Bramer’s description of his improved version of Galileo’s proportional compass, 1615

Bramer’s description of his improved version of Galileo’s proportional compass, 1615

£1,700

Bramer's description of his improved version of Galileo's proportional compass, 1615

Circa

1615

Country of manufacture

Germany

Categories: Bookshop, Scientific Books, Early Technology

Description

BRAMER, Benjamin. Beschreibunge und Underricht wie allerley Theylungen zu den Mathematischen Instrumenten zu verfertigen: neben dem Gebrauch eines newen Proportional Instruments in zweyen Theylen verfasset. Marburg: Paul Egenolff, 1615.

First edition, extremely rare, of Bramer’s work describing a new kind of sector, or proportional compass, having more sophisticated scales than Galileo’s model – the sector was the earliest multi-purpose mechanical calculating device. This work is one of only a handful of very rare tracts on the sector published in the decade following the appearance of Galileo’s ‘Le operazioni del compasso geometrico’ (1606). Bramer was a propagandist and reformer of the sector invented by Galileo, and he refers to Galileo twice in his book (pp. 5 & 91). Bramer’s work influenced Descartes who, in the spring of 1619, intended to accomplish the unification of arithmetic and geometry with the aid of mathematical compasses, not necessarily in the purely written form of algebra. Descartes refers to Bramer in his ‘Cogitates privatae’ (see Sasaki, Descartes’s Mathematical Thought).

“Bramer’s sector is interesting for its use of a removable arm, hinged with a pin through a hole at the end of each scale, which avoids the problem of making a complex hinge. This innovation also allowed him to construct each scale on an individual line, thus avoiding the problem of interfering scale graduations near the hinge (where all scales come together at a point in the usual form of the instrument). The sector was equipped with scales for arithmetic (usually termed a line of lines), a line of circles, a geometric line (for working with triangles), a line of planes (for manipulating areas) and a line of solids (for volumes) as well as others for gnomic calculations . . . in his introduction addressed to the reader [Bramer] mentions prior work by Joost Burgi, Galileo and Phillipp Horcher . . . The first chapters deal with basic geometrical concepts, and the second part deals in depth with the construction of Bramer’s instrument and the division of its scales. Bramer’s sector is unusual in that it only uses one movable arm. To facilitate dividing the scales, Bramer provides numerous tables (primes, quadratic, cubic, etc.) and explains their use in some detail. For example, in Chapter 1, the author deals with straight lines and provides a table from 1 to 999 indicating which are prime numbers and giving the divisors of those that are not prime. The remainder of Chapter 1 is devoted to applications of this table. In Chapter 2 the subject is the division of an arc of a circle and a rudimentary form of the Bramer sector is introduced. Succeeding chapters deal with subjects of ever-increasing complexity” (Tomash & Williams).

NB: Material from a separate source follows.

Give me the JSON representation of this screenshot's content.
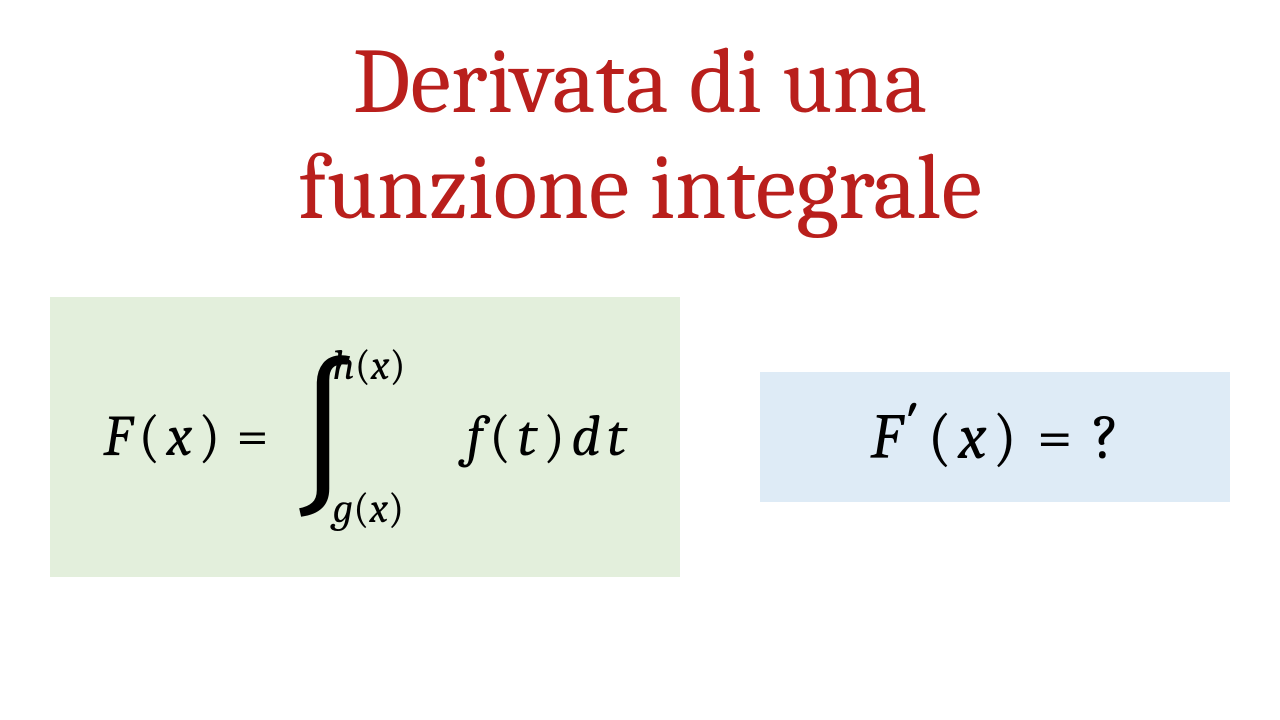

Bramer (1588-1632) was raised in the household of his sister, whose husband was the mathematician and instrument maker Joost Burgi, famous for his invention of logarithms (at about the same time as, and independently of, Napier). The improved accuracy of Burgi’s astronomical and surveying instruments led to his appointment in Prague, where he worked closely with Kepler, and was responsible for the great astronomer’s calculations. Growing up in such a milieu, Bramer received an outstanding training in mathematics, and his gifts were apparent at an early age.

OCLC lists Smithsonian only in US (Bern Dibner’s copy). ABPC/RBH list only this and the Honeyman copy (Sotheby’s, 30 October 1978, lot 494, £170; Chayette & Cheval, 27 May 2009, lot 333, EUR 3100), which was also in a modern binding. Tomash & Williams ADD 9 (this copy).

Small 4to, pp. [1-2], 3-92 with 2 folded plates, including 3 full-page illustrations and numerous woodcuts in the text (browning, occasionally heavy, due to the quality of the paper, a small tear to each plate). Modern quarter-calf and speckled boards, two red lettering-pieces on spine (bookplate of Erwin Tomash on front paste-down).